Brent crude futures rose 15 cents to $70.51 a barrel by 0400 GMT, extending a 2.51% gain on Friday. U.S. West Texas Intermediate crude futures climbed to $68.59, up 14 cents, after settling 2.82% higher in the previous session.
U.S. President Donald Trump said on Sunday that he will send Patriot air defence missiles to Ukraine. He is due to make a "major statement" on Russia on Monday.
Trump has expressed frustration with Russian President Vladimir Putin due to the lack of progress in ending the war in Ukraine and Russia's intensifying bombardment of Ukrainian cities.
In a bid to pressure Moscow into good-faith peace negotiations with Ukraine, a bipartisan U.S. bill that would hit Russia with sanctions gained momentum last week in Congress, but it still awaits support from Trump.
European Union envoys are on the verge of agreeing an 18th package of sanctions against Russia that would include a lower price cap on Russian oil, four EU sources said after a Sunday meeting.

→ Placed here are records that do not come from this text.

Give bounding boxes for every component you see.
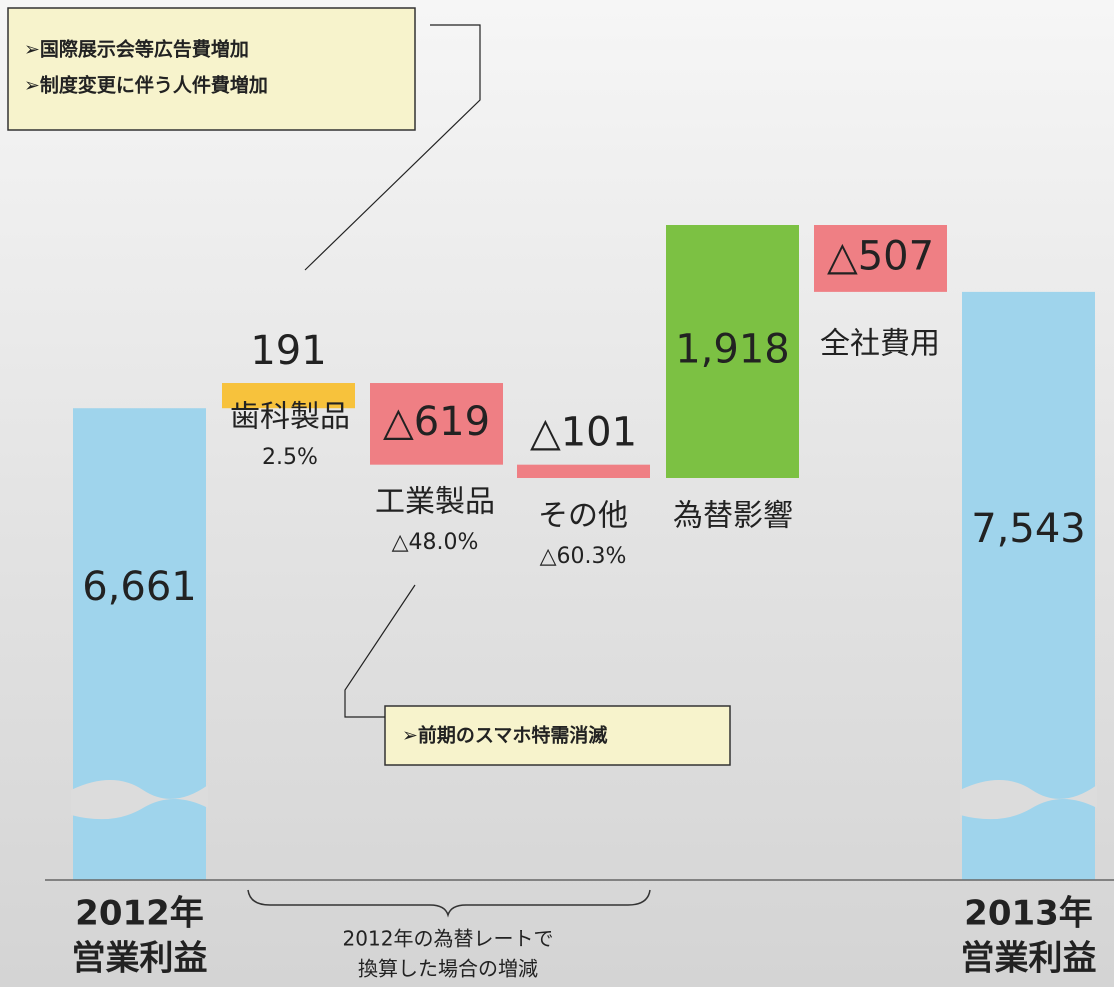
value-label: △619 <box>383 399 490 445</box>
category-label: 為替影響 <box>673 499 793 534</box>
callout-text: ➢国際展示会等広告費増加 <box>24 38 249 61</box>
category-label: 営業利益 <box>72 939 208 979</box>
category-label: その他 <box>538 499 628 534</box>
callout-box <box>7 7 416 131</box>
value-label: 7,543 <box>971 506 1086 552</box>
value-label: 1,918 <box>675 327 790 373</box>
value-label: △101 <box>530 410 637 456</box>
bar <box>370 383 503 465</box>
category-label: 営業利益 <box>961 939 1097 979</box>
category-label: 2013年 <box>964 894 1093 934</box>
brace <box>247 889 651 918</box>
category-label: 全社費用 <box>820 327 940 362</box>
value-label: △507 <box>827 233 934 279</box>
category-label: 工業製品 <box>375 485 495 520</box>
bar <box>517 464 650 478</box>
brace-note: 換算した場合の増減 <box>358 957 538 981</box>
callout-text: ➢制度変更に伴う人件費増加 <box>24 74 268 97</box>
axis-break <box>71 780 208 820</box>
callout-line <box>344 584 416 718</box>
growth-label: △48.0% <box>392 530 479 555</box>
value-label: 6,661 <box>82 564 197 610</box>
growth-label: 2.5% <box>262 445 318 470</box>
callout-box <box>384 705 731 766</box>
category-label: 2012年 <box>75 894 204 934</box>
value-label: 191 <box>250 328 326 374</box>
bar <box>222 383 355 409</box>
growth-label: △60.3% <box>540 544 627 569</box>
callout-text: ➢前期のスマホ特需消滅 <box>402 724 607 747</box>
bar <box>666 225 799 478</box>
axis-break <box>960 780 1097 820</box>
category-label: 歯科製品 <box>230 400 350 435</box>
callout-line <box>304 24 481 271</box>
bar <box>814 225 947 292</box>
brace-note: 2012年の為替レートで <box>343 927 554 951</box>
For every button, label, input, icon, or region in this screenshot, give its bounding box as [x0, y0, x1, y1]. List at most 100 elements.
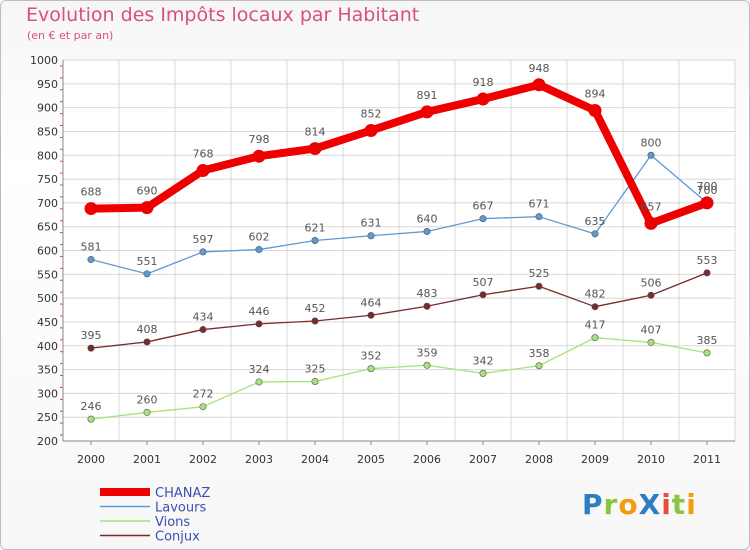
data-point [255, 246, 263, 254]
y-tick-label: 700 [37, 197, 58, 210]
data-label: 482 [585, 288, 606, 301]
data-label: 358 [529, 347, 550, 360]
data-label: 464 [361, 296, 382, 309]
data-point [84, 202, 98, 216]
data-point [140, 201, 154, 215]
y-tick-label: 450 [37, 316, 58, 329]
data-label: 800 [641, 136, 662, 149]
legend-label: Conjux [155, 530, 200, 545]
x-tick-label: 2002 [189, 453, 217, 466]
data-label: 671 [529, 198, 550, 211]
data-label: 894 [585, 87, 606, 100]
data-label: 621 [305, 221, 326, 234]
data-point [703, 269, 711, 277]
data-label: 688 [81, 186, 102, 199]
data-label: 852 [361, 107, 382, 120]
data-label: 631 [361, 217, 382, 230]
data-point [703, 349, 711, 357]
data-label: 507 [473, 276, 494, 289]
data-point [196, 163, 210, 177]
logo-letter: t [671, 488, 687, 521]
data-label: 602 [249, 231, 270, 244]
data-point [87, 344, 95, 352]
y-tick-label: 900 [37, 102, 58, 115]
data-point [591, 230, 599, 238]
data-point [535, 362, 543, 370]
y-tick-label: 800 [37, 149, 58, 162]
data-label: 918 [473, 76, 494, 89]
y-tick-label: 650 [37, 221, 58, 234]
data-point [143, 338, 151, 346]
legend-label: CHANAZ [155, 486, 210, 501]
y-tick-label: 300 [37, 387, 58, 400]
data-point [423, 361, 431, 369]
data-label: 597 [193, 233, 214, 246]
data-label: 417 [585, 319, 606, 332]
data-point [311, 377, 319, 385]
data-label: 452 [305, 302, 326, 315]
data-point [647, 338, 655, 346]
data-label: 260 [137, 393, 158, 406]
data-label: 667 [473, 200, 494, 213]
data-label: 814 [305, 126, 326, 139]
chart-title: Evolution des Impôts locaux par Habitant [26, 4, 420, 26]
data-label: 342 [473, 354, 494, 367]
data-label: 385 [697, 334, 718, 347]
data-label: 948 [529, 62, 550, 75]
data-point [476, 92, 490, 106]
data-point [199, 326, 207, 334]
y-tick-label: 200 [37, 435, 58, 448]
data-point [87, 256, 95, 264]
data-label: 640 [417, 212, 438, 225]
y-tick-label: 550 [37, 268, 58, 281]
data-label: 272 [193, 388, 214, 401]
data-point [255, 320, 263, 328]
x-tick-label: 2001 [133, 453, 161, 466]
data-point [535, 213, 543, 221]
data-label: 798 [249, 133, 270, 146]
data-label: 700 [697, 180, 718, 193]
data-point [591, 303, 599, 311]
data-point [700, 196, 714, 210]
y-tick-label: 350 [37, 364, 58, 377]
legend-label: Vions [155, 515, 190, 530]
data-point [367, 311, 375, 319]
y-tick-label: 250 [37, 411, 58, 424]
y-tick-label: 600 [37, 245, 58, 258]
series-line-chanaz [87, 80, 711, 228]
data-point [143, 408, 151, 416]
data-label: 657 [641, 200, 662, 213]
data-label: 891 [417, 89, 438, 102]
data-point [420, 105, 434, 119]
data-point [367, 232, 375, 240]
data-label: 325 [305, 362, 326, 375]
data-label: 690 [137, 185, 158, 198]
data-point [252, 149, 266, 163]
logo-letter: X [638, 488, 662, 521]
data-point [644, 216, 658, 230]
x-tick-label: 2010 [637, 453, 665, 466]
data-point [535, 282, 543, 290]
chart-subtitle: (en € et par an) [27, 29, 114, 42]
data-label: 407 [641, 323, 662, 336]
x-tick-label: 2009 [581, 453, 609, 466]
x-tick-label: 2005 [357, 453, 385, 466]
x-tick-label: 2007 [469, 453, 497, 466]
data-point [311, 236, 319, 244]
data-point [143, 270, 151, 278]
data-label: 408 [137, 323, 158, 336]
x-tick-label: 2004 [301, 453, 329, 466]
data-label: 581 [81, 241, 102, 254]
y-tick-label: 400 [37, 340, 58, 353]
data-point [199, 403, 207, 411]
data-label: 700 [697, 184, 718, 197]
proxiti-logo: ProXiti [582, 488, 697, 521]
logo-letter: i [686, 488, 697, 521]
logo-letter: r [603, 488, 619, 521]
data-label: 506 [641, 276, 662, 289]
data-point [647, 151, 655, 159]
data-label: 395 [81, 329, 102, 342]
x-tick-label: 2006 [413, 453, 441, 466]
x-tick-label: 2008 [525, 453, 553, 466]
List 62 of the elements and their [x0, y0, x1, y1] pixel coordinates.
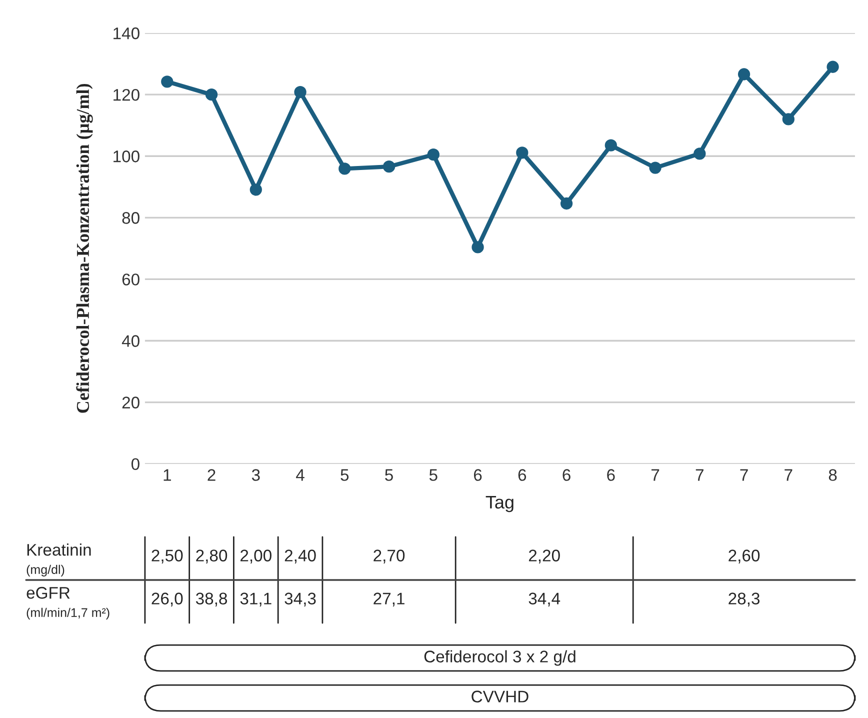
text: 34,4: [528, 592, 560, 606]
y-tick-label: 100: [114, 150, 140, 162]
text: 2,70: [374, 550, 405, 564]
text: Cefiderocol 3 x 2 g/d: [424, 650, 576, 666]
point: [604, 139, 617, 152]
point: [560, 197, 573, 210]
point: [694, 148, 706, 160]
text: 2,40: [284, 550, 316, 564]
x-tick-label: 2: [208, 469, 216, 481]
text: 2,20: [528, 550, 560, 564]
x-axis-title: Tag: [486, 496, 514, 512]
text: (ml/min/1,7 m²): [26, 608, 110, 620]
y-tick-label: 60: [122, 274, 140, 286]
point: [382, 160, 396, 173]
point: [826, 60, 839, 73]
text: 2,00: [240, 550, 272, 564]
x-tick-label: 6: [474, 469, 482, 481]
point: [782, 113, 794, 126]
y-tick-label: 20: [122, 396, 140, 408]
y-tick-label: 40: [122, 335, 140, 347]
point: [294, 86, 306, 98]
text: 28,3: [728, 592, 760, 606]
x-tick-label: 7: [652, 469, 660, 481]
x-tick-label: 7: [740, 469, 748, 481]
text: Kreatinin: [27, 543, 91, 556]
text: 34,3: [284, 592, 316, 606]
text: (mg/dl): [26, 564, 64, 576]
x-tick-label: 8: [828, 469, 837, 481]
point: [250, 184, 262, 196]
y-tick-label: 0: [131, 458, 140, 470]
y-tick-label: 120: [114, 88, 140, 101]
x-tick-label: 1: [164, 469, 171, 481]
point: [205, 88, 218, 101]
x-tick-label: 6: [607, 469, 615, 481]
point: [427, 148, 440, 161]
x-tick-label: 5: [385, 469, 393, 481]
text: CVVHD: [472, 690, 528, 702]
text: 26,0: [152, 592, 183, 606]
text: eGFR: [26, 586, 70, 599]
point: [161, 76, 174, 88]
x-tick-label: 7: [784, 469, 792, 481]
point: [516, 146, 528, 159]
point: [738, 68, 750, 80]
y-axis-title: Cefiderocol-Plasma-Konzentration (µg/ml): [76, 84, 93, 413]
x-tick-label: 4: [296, 469, 304, 481]
x-tick-label: 6: [518, 469, 526, 481]
x-tick-label: 7: [696, 469, 704, 481]
text: 2,60: [728, 550, 760, 564]
x-tick-label: 5: [429, 469, 438, 481]
text: 2,50: [152, 550, 183, 564]
x-tick-label: 5: [340, 469, 349, 481]
text: 38,8: [196, 592, 228, 606]
point: [649, 162, 662, 174]
text: 2,80: [196, 550, 228, 564]
y-tick-label: 140: [114, 27, 140, 40]
text: 27,1: [374, 592, 404, 606]
text: 31,1: [240, 592, 272, 606]
x-tick-label: 3: [252, 469, 260, 481]
x-tick-label: 6: [562, 469, 570, 481]
point: [472, 241, 484, 254]
y-tick-label: 80: [122, 212, 140, 224]
point: [338, 162, 351, 175]
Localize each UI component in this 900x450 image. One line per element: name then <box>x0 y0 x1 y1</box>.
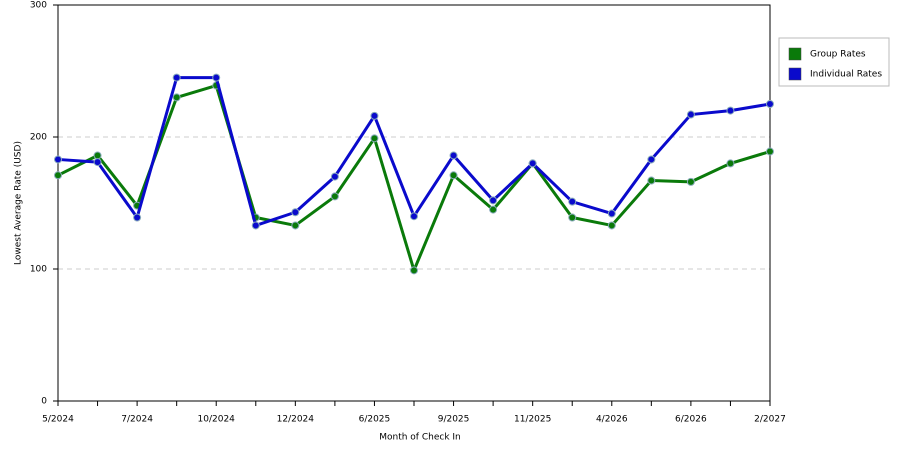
data-point <box>172 73 181 82</box>
data-point <box>489 205 498 214</box>
x-axis-label: Month of Check In <box>379 433 461 443</box>
data-point <box>647 176 656 185</box>
data-point <box>568 213 577 222</box>
x-tick-label: 6/2025 <box>359 415 391 425</box>
data-point <box>370 134 379 143</box>
data-point <box>607 209 616 218</box>
data-point <box>449 151 458 160</box>
data-point <box>449 171 458 180</box>
data-point <box>291 208 300 217</box>
y-tick-label: 200 <box>30 133 47 143</box>
data-point <box>370 111 379 120</box>
legend-swatch <box>788 47 802 61</box>
y-tick-label: 100 <box>30 265 47 275</box>
x-tick-label: 7/2024 <box>121 415 153 425</box>
data-point <box>686 177 695 186</box>
data-point <box>568 197 577 206</box>
x-tick-label: 5/2024 <box>42 415 74 425</box>
x-tick-label: 12/2024 <box>277 415 315 425</box>
y-axis-label: Lowest Average Rate (USD) <box>14 141 24 265</box>
data-point <box>686 110 695 119</box>
data-point <box>330 192 339 201</box>
data-point <box>212 73 221 82</box>
data-point <box>410 266 418 275</box>
data-point <box>133 213 142 222</box>
series-line <box>57 84 771 272</box>
series-line <box>57 76 771 227</box>
data-point <box>726 106 735 115</box>
data-point <box>766 100 774 108</box>
y-tick-label: 0 <box>41 397 47 407</box>
x-tick-label: 10/2024 <box>198 415 236 425</box>
data-point <box>607 221 616 230</box>
data-point <box>54 155 62 164</box>
data-point <box>726 159 735 168</box>
data-point <box>766 147 774 156</box>
data-point <box>93 151 102 160</box>
legend-swatch <box>788 67 802 81</box>
data-point <box>54 171 62 180</box>
y-tick-label: 300 <box>30 1 47 11</box>
legend-label: Group Rates <box>810 50 866 60</box>
data-point <box>410 212 418 221</box>
x-tick-label: 6/2026 <box>675 415 707 425</box>
data-point <box>93 158 102 167</box>
plot-frame <box>57 4 771 402</box>
data-point <box>251 221 260 230</box>
data-point <box>172 93 181 102</box>
data-point <box>647 155 656 164</box>
data-point <box>291 221 300 230</box>
x-tick-label: 11/2025 <box>514 415 551 425</box>
x-tick-label: 9/2025 <box>438 415 470 425</box>
data-point <box>489 196 498 205</box>
data-point <box>330 172 339 181</box>
x-tick-label: 2/2027 <box>754 415 786 425</box>
x-tick-label: 4/2026 <box>596 415 628 425</box>
data-point <box>528 159 537 168</box>
legend-label: Individual Rates <box>810 70 882 80</box>
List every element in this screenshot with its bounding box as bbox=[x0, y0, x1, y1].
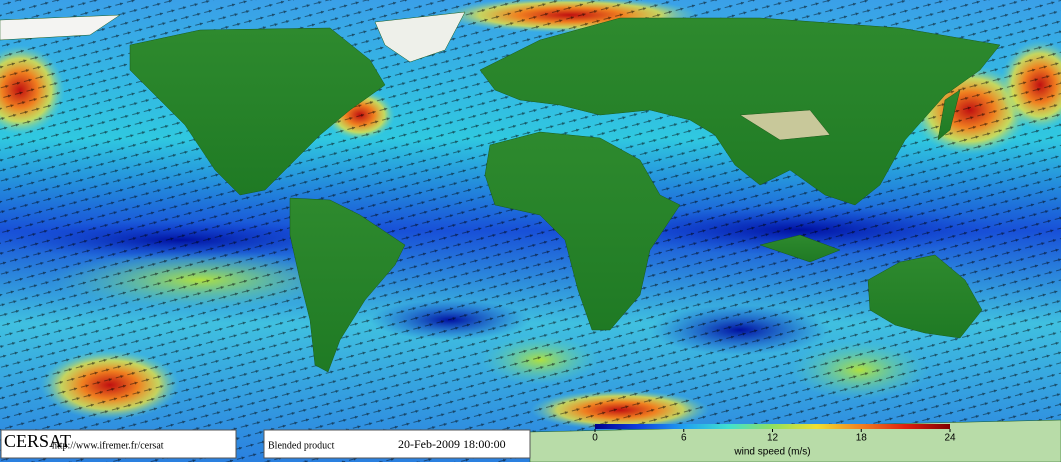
colorbar-bar bbox=[595, 424, 950, 429]
product: Blended product bbox=[268, 440, 335, 451]
colorbar-tick-label: 6 bbox=[681, 433, 687, 444]
url: http://www.ifremer.fr/cersat bbox=[52, 440, 164, 451]
colorbar-tick-label: 12 bbox=[767, 433, 779, 444]
logo: CERSAT bbox=[4, 431, 71, 451]
info-box bbox=[263, 429, 531, 459]
footer: CERSAT http://www.ifremer.fr/cersat Blen… bbox=[0, 424, 956, 459]
colorbar-tick-label: 24 bbox=[944, 433, 956, 444]
logo-box bbox=[0, 429, 237, 459]
timestamp: 20-Feb-2009 18:00:00 bbox=[398, 437, 506, 451]
continents bbox=[0, 11, 1061, 462]
colorbar: 0 6 12 18 24 wind speed (m/s) bbox=[592, 424, 956, 458]
colorbar-tick-label: 0 bbox=[592, 433, 598, 444]
colorbar-label: wind speed (m/s) bbox=[733, 447, 810, 458]
colorbar-tick-label: 18 bbox=[856, 433, 868, 444]
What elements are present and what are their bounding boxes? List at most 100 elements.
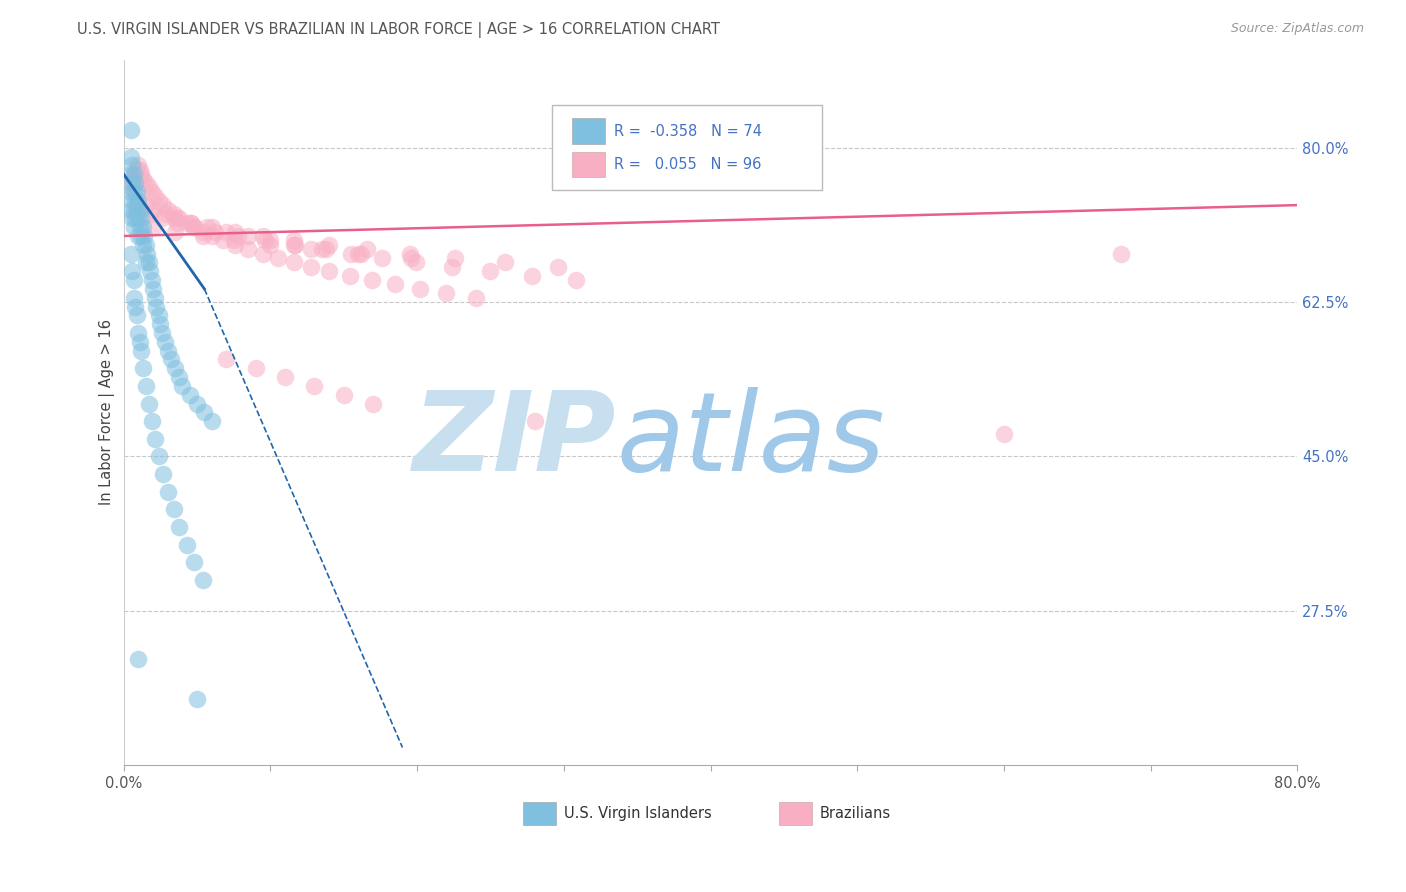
Point xyxy=(125,185,148,199)
Point xyxy=(547,260,569,274)
Point xyxy=(127,158,149,172)
Point xyxy=(283,237,305,252)
Point xyxy=(122,167,145,181)
Point xyxy=(436,286,458,301)
Point xyxy=(311,242,333,256)
Point xyxy=(204,225,226,239)
FancyBboxPatch shape xyxy=(553,105,823,190)
Point xyxy=(162,502,184,516)
Point xyxy=(141,414,163,428)
Point xyxy=(153,334,176,349)
Text: U.S. Virgin Islanders: U.S. Virgin Islanders xyxy=(564,806,711,822)
Text: U.S. VIRGIN ISLANDER VS BRAZILIAN IN LABOR FORCE | AGE > 16 CORRELATION CHART: U.S. VIRGIN ISLANDER VS BRAZILIAN IN LAB… xyxy=(77,22,720,38)
Point xyxy=(122,185,145,199)
Point xyxy=(120,185,142,199)
Point xyxy=(138,396,160,410)
Text: R =   0.055   N = 96: R = 0.055 N = 96 xyxy=(614,157,762,172)
Point xyxy=(520,268,543,283)
Point xyxy=(139,264,162,278)
Point xyxy=(121,194,143,208)
Point xyxy=(224,237,246,252)
Point xyxy=(479,264,502,278)
FancyBboxPatch shape xyxy=(572,152,605,178)
Point xyxy=(163,225,186,239)
Point xyxy=(163,361,186,376)
Point xyxy=(253,233,276,247)
Point xyxy=(121,264,143,278)
Point xyxy=(156,343,179,358)
Point xyxy=(120,180,142,194)
Point xyxy=(183,220,205,235)
Point xyxy=(129,211,152,226)
Point xyxy=(127,194,149,208)
Point xyxy=(523,414,546,428)
Point xyxy=(129,343,152,358)
Point xyxy=(156,484,179,499)
Point xyxy=(283,233,305,247)
Point xyxy=(315,242,337,256)
Point xyxy=(142,220,165,235)
Point xyxy=(148,194,170,208)
Point xyxy=(120,150,142,164)
Point xyxy=(176,538,198,552)
Point xyxy=(143,189,166,203)
Point xyxy=(150,326,173,340)
Point xyxy=(252,246,274,260)
Point xyxy=(128,202,150,217)
Point xyxy=(283,255,305,269)
Point xyxy=(201,229,224,244)
Point xyxy=(180,216,202,230)
Point xyxy=(122,291,145,305)
Point xyxy=(238,242,260,256)
Point xyxy=(132,361,155,376)
Point xyxy=(409,282,432,296)
Point xyxy=(132,237,155,252)
Point xyxy=(138,255,160,269)
Text: R =  -0.358   N = 74: R = -0.358 N = 74 xyxy=(614,124,762,139)
Point xyxy=(152,467,174,481)
Point xyxy=(121,211,143,226)
Point xyxy=(141,273,163,287)
Point xyxy=(444,251,467,265)
Point xyxy=(301,242,323,256)
Point xyxy=(183,555,205,569)
Point xyxy=(441,260,464,274)
Point xyxy=(127,211,149,226)
Text: atlas: atlas xyxy=(617,387,886,494)
Point xyxy=(142,202,165,217)
Point xyxy=(166,211,188,226)
Point xyxy=(179,388,201,402)
Point xyxy=(318,264,340,278)
Point xyxy=(284,237,307,252)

Last week, Brent rose 3%, while WTI had a weekly gain of around 2.2%, after the International Energy Agency said the global oil market may be tighter than it appears, with demand supported by peak summer refinery runs to meet travel and power generation.
However, ANZ analysts said price gains were limited by data showing Saudi Arabia lifted oil output above its quota under the Organization of the Petroleum Exporting Countries and allies' supply agreement.
The IEA said Saudi Arabia exceeded its oil output target for June by 430,000 barrels per day to reach 9.8 million bpd, compared with the kingdom's implied OPEC+ target of 9.37 million bpd.
Saudi Arabia's energy ministry said on Friday that it had been fully compliant with its voluntary OPEC+ output target, adding that Saudi-marketed crude supply in June was 9.352 million bpd, in line with the agreed quota.
Elsewhere, China's June oil imports increased 7.4% to 49.89 million tons from a year earlier, equivalent to 12.14 million barrels per day, reaching the highest daily rate since August in 2023, according to customs data released on Monday.
China is likely to continue stockpiling, but with storage at 95% of the peak inventory build from 2020, these inventories are likely to emerge in "visible" Western market locations that are crucial for price formation, exerting downward pressure on prices, J.P. Morgan's research team said in a client note.
Investors are also eyeing the outcome of U.S. tariff talks with key trading partners that could impact global economic growth and fuel demand.